Brady Quinn: Why the Chiefs Need to Switch to Backup QB Permanently

Jeremy Sickel@ IIINovember 2, 2012

KANSAS CITY, MO - OCTOBER 28:  Quarterback Brady Quinn #9 of the Kansas City Chiefs in action during the game against the Oakland Raiders at Arrowhead Stadium on October 28, 2012 in Kansas City, Missouri.  (Photo by Jamie Squire/Getty Images)
Jamie Squire/Getty Images

Quarterback Matt Cassel led the Kansas City Chiefs to another loss on Thursday night, being downed 31-13 by the San Diego Chargers.

While Cassel's performance isn't entirely to blame for the defeat, his two turnovers directly resulted in touchdowns for the Chargers. The quarterback now has 18 turnovers in just seven games played this season.

Brady Quinn replaced Cassel (concussion) during the Chiefs' 9-6 loss to the Baltimore Ravens back in Week 5, and was named the starter prior to last week's 26-16 loss to the Oakland Raiders.

Ironically, Quinn was knocked out of that game with a head injury of his own and was unable to recover during the quick turnaround for Thursday night's game.

However, what happens when Quinn is cleared to play again?

Does he reassume his role as starter over Cassel or does he become the backup again? Or, honestly, does it even matter?

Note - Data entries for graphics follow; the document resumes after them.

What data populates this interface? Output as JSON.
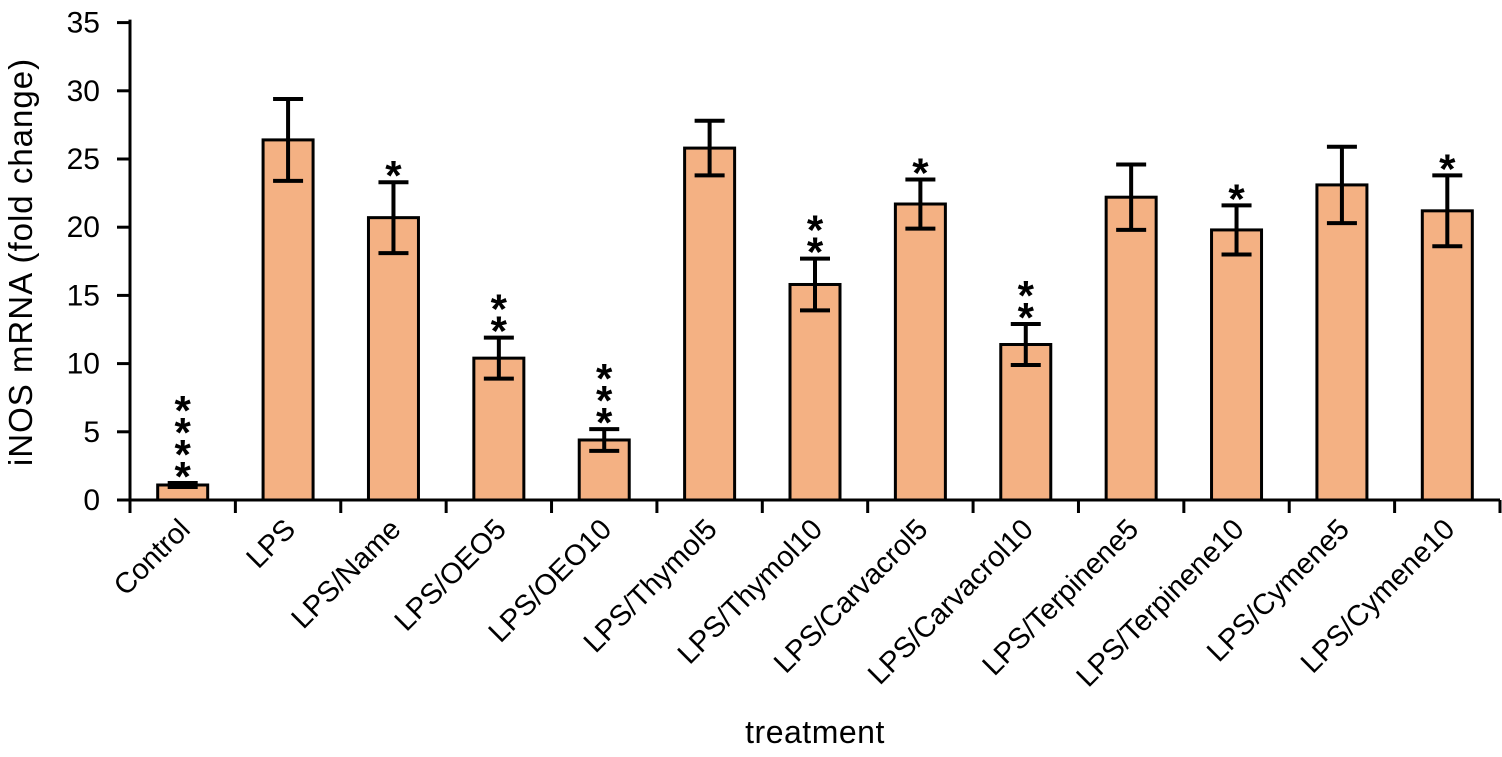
{
  "chart_data": {
    "type": "bar",
    "title": "",
    "xlabel": "treatment",
    "ylabel": "iNOS mRNA (fold change)",
    "ylim": [
      0,
      35
    ],
    "yticks": [
      0,
      5,
      10,
      15,
      20,
      25,
      30,
      35
    ],
    "grid": false,
    "legend": "none",
    "bar_color": "#F4B183",
    "bar_border_color": "#000000",
    "error_bar_color": "#000000",
    "significance_color": "#A6A6A6",
    "categories": [
      "Control",
      "LPS",
      "LPS/Name",
      "LPS/OEO5",
      "LPS/OEO10",
      "LPS/Thymol5",
      "LPS/Thymol10",
      "LPS/Carvacrol5",
      "LPS/Carvacrol10",
      "LPS/Terpinene5",
      "LPS/Terpinene10",
      "LPS/Cymene5",
      "LPS/Cymene10"
    ],
    "values": [
      1.1,
      26.4,
      20.7,
      10.4,
      4.4,
      25.8,
      15.8,
      21.7,
      11.4,
      22.2,
      19.8,
      23.1,
      21.2
    ],
    "errors": [
      0.15,
      3.0,
      2.6,
      1.5,
      0.8,
      2.0,
      1.9,
      1.8,
      1.5,
      2.4,
      1.8,
      2.8,
      2.6
    ],
    "significance": [
      "****",
      "",
      "*",
      "**",
      "***",
      "",
      "**",
      "*",
      "**",
      "",
      "*",
      "",
      "*"
    ]
  }
}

Neither quarterback has consistently gotten the job done this year, or previously in their careers for that matter. But there is one major difference with how each was installed under center recently.

Cassel's dreadful play indicated that he would eventually be replaced as the starter; his injury made that decision easier for head coach Romeo Crennel.

Quinn—who really only had one game to prove his worth—was replaced solely because of injury, so the decision to switch back to him when healthy should be a no-brainer.

The Chiefs are going nowhere in 2012 and neither quarterback is expected to be the starter in 2013. With that said, one might think that it doesn't matter who finishes out the season under center.

However, having Cassel as the starter—if Quinn is healthy—will further distance a downtrodden fanbase from its team. It will show a complete disregard for admitting that a mistake was made by sticking with Cassel so long.

The fans are to a point that any change will do, whether it is at head coach, general manager, ownership or quarterback.

Since Cassel is the most easily moved part, Quinn should get the nod at quarterback the rest of the season.